Currently, no tissue engineering companies have commercialized an orthopedic product, according to Paul Cuddon, a London-based analyst at Peel Hunt LLP, Tissue Regenix’s investment banker. “It’s a totally unique product in its field,” he said.
The technique, if proven to work, could reduce demand for knee replacements by reducing cases of severe arthritis. That would threaten the growing $7 billion prosthetic knee industry, prompting device makers such as Smith & Nephew Plc or Johnson & Johnson to consider acquiring Tissue Regenix as a hedge, said Ingeborg Oie, a Jefferies International Inc. analyst in London who follows medical device makers.
The company may also attract bidders or licensing agreements for the technology’s other applications based on pending clinical study results, Cuddon said. Given the growing market for heart valves, Edwards Lifesciences Corp., Medtronic Inc., St. Jude Medical Inc. and Johnson & Johnson may take an interest, he said.
“They are all major heart-valve players that could do with better decellularization technology,” he said.
Tissue Regenix issued shares in June 2010 at 5 pence each after a reverse takeover of Oxeco. The shares traded at 9.13 pence as of 3:05 p.m. in London.
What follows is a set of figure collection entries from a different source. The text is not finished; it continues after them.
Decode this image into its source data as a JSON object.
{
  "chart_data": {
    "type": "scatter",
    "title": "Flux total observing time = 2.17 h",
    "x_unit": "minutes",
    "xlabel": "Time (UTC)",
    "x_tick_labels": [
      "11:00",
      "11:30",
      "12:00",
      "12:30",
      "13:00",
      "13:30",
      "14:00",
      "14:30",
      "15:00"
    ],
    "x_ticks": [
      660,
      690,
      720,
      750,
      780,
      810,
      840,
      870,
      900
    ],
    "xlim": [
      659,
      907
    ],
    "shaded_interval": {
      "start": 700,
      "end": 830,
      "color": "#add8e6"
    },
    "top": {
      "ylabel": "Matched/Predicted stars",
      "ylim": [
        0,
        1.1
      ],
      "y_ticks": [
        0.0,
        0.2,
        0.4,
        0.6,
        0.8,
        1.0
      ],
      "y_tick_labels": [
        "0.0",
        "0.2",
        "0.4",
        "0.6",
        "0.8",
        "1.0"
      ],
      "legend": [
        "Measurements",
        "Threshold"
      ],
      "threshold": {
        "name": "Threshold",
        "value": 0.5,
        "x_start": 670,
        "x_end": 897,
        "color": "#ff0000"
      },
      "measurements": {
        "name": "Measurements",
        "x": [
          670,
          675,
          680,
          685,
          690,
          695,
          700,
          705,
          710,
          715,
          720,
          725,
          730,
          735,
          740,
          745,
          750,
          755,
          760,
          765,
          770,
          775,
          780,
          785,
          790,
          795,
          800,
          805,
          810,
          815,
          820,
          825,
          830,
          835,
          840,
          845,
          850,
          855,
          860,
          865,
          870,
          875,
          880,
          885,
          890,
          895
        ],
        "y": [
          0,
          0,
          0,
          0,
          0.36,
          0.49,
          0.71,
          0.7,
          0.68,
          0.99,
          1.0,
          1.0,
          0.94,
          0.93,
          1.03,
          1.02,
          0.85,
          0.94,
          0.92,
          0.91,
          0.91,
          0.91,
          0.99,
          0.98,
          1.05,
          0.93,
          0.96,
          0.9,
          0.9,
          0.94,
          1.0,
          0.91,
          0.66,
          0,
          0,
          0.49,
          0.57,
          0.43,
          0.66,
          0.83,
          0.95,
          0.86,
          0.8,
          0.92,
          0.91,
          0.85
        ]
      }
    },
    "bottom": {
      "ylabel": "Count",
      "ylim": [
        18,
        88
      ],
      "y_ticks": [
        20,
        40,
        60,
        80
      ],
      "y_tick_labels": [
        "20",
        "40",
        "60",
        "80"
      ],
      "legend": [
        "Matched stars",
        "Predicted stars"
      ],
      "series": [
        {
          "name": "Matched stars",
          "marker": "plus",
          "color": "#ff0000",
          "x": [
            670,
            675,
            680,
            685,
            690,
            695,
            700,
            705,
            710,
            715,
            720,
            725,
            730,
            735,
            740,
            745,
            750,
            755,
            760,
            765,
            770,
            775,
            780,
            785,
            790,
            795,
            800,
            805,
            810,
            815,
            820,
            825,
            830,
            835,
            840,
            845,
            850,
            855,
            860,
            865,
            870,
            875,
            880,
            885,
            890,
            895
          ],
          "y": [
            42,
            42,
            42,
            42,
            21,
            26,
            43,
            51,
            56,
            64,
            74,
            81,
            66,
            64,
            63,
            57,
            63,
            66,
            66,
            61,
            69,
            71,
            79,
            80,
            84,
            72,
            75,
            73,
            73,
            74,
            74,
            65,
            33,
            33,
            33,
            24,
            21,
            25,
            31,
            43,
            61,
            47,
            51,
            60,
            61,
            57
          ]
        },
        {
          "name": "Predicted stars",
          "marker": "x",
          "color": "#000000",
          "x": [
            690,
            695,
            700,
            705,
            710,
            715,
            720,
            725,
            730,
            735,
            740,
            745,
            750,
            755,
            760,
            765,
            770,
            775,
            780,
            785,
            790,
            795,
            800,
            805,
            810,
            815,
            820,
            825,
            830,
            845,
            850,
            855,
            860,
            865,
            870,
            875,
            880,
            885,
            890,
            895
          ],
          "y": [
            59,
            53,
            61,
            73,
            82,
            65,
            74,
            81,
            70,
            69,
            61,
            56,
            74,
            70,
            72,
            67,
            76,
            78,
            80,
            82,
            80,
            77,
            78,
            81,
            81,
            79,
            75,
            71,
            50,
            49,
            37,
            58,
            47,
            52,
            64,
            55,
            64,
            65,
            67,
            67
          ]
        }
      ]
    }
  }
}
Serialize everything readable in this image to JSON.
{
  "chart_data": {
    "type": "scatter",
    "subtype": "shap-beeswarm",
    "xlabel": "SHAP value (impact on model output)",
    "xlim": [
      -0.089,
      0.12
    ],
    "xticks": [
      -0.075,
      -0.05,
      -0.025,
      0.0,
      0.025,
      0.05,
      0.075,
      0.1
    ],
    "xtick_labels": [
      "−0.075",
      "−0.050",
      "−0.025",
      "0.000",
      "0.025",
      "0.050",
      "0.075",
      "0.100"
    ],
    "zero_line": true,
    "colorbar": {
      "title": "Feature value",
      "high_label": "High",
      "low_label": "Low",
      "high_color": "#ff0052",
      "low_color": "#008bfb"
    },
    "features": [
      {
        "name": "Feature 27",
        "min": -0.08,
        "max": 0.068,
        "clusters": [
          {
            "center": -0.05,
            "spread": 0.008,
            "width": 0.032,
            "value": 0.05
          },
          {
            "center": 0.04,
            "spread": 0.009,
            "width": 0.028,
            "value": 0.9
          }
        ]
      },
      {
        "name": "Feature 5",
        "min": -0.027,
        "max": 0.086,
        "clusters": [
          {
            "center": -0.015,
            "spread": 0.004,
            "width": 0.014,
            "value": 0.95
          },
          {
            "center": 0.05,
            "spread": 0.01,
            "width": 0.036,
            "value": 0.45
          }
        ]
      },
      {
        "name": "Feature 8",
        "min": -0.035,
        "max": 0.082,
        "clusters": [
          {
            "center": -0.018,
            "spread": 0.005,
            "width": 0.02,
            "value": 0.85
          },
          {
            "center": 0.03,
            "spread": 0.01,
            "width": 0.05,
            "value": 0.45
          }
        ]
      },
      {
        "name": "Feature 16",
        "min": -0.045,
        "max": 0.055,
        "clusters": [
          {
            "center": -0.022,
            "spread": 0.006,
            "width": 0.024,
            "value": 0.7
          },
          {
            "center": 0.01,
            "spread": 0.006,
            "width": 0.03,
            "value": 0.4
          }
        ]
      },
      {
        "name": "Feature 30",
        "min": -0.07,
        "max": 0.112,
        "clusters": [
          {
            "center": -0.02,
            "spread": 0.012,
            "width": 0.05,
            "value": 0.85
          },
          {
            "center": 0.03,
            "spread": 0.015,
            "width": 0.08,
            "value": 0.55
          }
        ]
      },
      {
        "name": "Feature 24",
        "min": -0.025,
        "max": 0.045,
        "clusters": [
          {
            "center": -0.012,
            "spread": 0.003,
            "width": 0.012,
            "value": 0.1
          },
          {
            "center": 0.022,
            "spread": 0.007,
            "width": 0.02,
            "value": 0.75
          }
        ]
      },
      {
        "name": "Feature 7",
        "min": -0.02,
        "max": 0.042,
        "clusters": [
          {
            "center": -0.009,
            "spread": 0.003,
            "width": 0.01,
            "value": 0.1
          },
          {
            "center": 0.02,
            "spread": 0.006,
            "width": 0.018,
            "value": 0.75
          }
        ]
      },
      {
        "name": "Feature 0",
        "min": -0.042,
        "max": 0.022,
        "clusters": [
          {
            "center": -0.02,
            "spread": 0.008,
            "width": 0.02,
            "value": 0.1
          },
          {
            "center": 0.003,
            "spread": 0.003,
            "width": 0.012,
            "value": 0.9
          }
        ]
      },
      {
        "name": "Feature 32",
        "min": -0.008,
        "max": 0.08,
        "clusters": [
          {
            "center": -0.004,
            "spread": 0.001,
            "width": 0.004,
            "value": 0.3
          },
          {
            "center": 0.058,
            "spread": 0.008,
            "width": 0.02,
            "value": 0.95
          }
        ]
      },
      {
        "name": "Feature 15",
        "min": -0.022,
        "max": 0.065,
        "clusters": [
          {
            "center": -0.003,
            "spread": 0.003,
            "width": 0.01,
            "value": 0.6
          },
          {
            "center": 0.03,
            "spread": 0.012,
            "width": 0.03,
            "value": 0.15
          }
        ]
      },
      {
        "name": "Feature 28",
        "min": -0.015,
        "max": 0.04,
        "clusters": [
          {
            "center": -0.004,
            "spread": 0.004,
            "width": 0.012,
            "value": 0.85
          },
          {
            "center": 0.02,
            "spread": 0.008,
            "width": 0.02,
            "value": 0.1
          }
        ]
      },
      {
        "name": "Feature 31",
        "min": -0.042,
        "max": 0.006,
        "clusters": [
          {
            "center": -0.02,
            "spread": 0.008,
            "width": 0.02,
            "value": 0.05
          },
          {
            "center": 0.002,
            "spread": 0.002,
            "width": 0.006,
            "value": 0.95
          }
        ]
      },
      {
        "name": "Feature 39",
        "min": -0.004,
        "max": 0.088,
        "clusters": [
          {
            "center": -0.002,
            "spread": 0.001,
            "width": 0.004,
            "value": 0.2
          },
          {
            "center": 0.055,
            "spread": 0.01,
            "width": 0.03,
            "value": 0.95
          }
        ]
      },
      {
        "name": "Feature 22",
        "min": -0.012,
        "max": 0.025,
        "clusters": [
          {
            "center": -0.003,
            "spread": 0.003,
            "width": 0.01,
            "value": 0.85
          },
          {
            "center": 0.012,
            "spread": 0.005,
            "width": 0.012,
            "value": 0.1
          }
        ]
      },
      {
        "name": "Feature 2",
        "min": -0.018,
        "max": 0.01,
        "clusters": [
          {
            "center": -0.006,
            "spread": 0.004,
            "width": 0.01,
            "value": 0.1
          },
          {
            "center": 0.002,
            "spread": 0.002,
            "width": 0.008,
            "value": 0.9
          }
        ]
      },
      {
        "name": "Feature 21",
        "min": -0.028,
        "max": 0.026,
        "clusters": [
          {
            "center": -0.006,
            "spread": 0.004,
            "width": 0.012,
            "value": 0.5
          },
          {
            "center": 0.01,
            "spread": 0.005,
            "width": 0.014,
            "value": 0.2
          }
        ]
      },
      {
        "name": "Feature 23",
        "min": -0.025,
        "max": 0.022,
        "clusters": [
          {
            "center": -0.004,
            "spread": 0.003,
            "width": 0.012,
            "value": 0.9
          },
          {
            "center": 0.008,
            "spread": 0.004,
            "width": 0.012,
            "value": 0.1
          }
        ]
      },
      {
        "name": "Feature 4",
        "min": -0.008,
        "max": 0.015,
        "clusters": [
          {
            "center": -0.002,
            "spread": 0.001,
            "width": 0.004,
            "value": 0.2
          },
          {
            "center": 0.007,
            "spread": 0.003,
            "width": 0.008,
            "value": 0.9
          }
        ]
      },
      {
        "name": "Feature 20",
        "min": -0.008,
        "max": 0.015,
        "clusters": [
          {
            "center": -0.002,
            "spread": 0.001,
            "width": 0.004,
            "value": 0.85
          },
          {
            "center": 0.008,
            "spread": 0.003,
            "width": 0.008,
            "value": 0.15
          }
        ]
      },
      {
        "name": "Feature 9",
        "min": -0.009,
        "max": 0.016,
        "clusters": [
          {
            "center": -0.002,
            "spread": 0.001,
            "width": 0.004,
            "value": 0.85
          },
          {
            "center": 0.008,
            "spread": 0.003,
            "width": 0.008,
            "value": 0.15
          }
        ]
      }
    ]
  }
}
For weekend athletes with knee injuries, tissue transplant procedures can’t arrive soon enough. Erin Hallock had four stitches sewn into her meniscus to repair a tear after a fall while skiing on icy slopes in Zermatt, Switzerland in March 2010. Two years later, Hallock, 35, is able to ski and cycle, but she worries how long the repair work will last and one important challenge remains completely out of her grasp: long-distance running. “My doctor said, ‘You can’t run a marathon anymore,’” she said.
For professional athletes, of course, the consequences of such injuries can be even more devastating. A torn meniscus forced Lin into surgery in April and has taken Los Angeles Clippers forward Blake Griffin off the U.S. Olympic basketball team. Essien, the Chelsea player, injured his anterior cruciate ligament along with his meniscus last year, keeping him off the field for six months.
While calcium build-up, which hardens the donor tissue, is a drawback of decellularization technology developed by others, Tissue Regenix has found an alternative solution. Instead of using the disinfectant glutaraldehyde favored by competitors, the company has chosen to use sodium dodecyl sulphate, an approach that doesn’t lead to calcium build-up, Cuddon said.
The timeline for obtaining approval from the Food and Drug Administration is unclear. The FDA requires more clinical analysis for non-pharmaceutical medical devices than European regulators. And tissue products like those derived from dCELL’s scaffold are categorized as medical devices since they are implanted and not metabolized by the body.
Erica Jefferson, a spokeswoman for the FDA, declined to comment on the approval prospects for Tissue Regenix’s products.
Still, researchers remain hopeful. Given the acceptance of porcine tissue by the medical community, especially in heart valves, safety isn’t a concern, Yale’s Dardik said.
“It’s extremely similar to human tissue and is implanted thousands of times every day across the world,” he said. “In the future, there will probably be pig organ transplants. That’s the holy grail of transplant surgery.”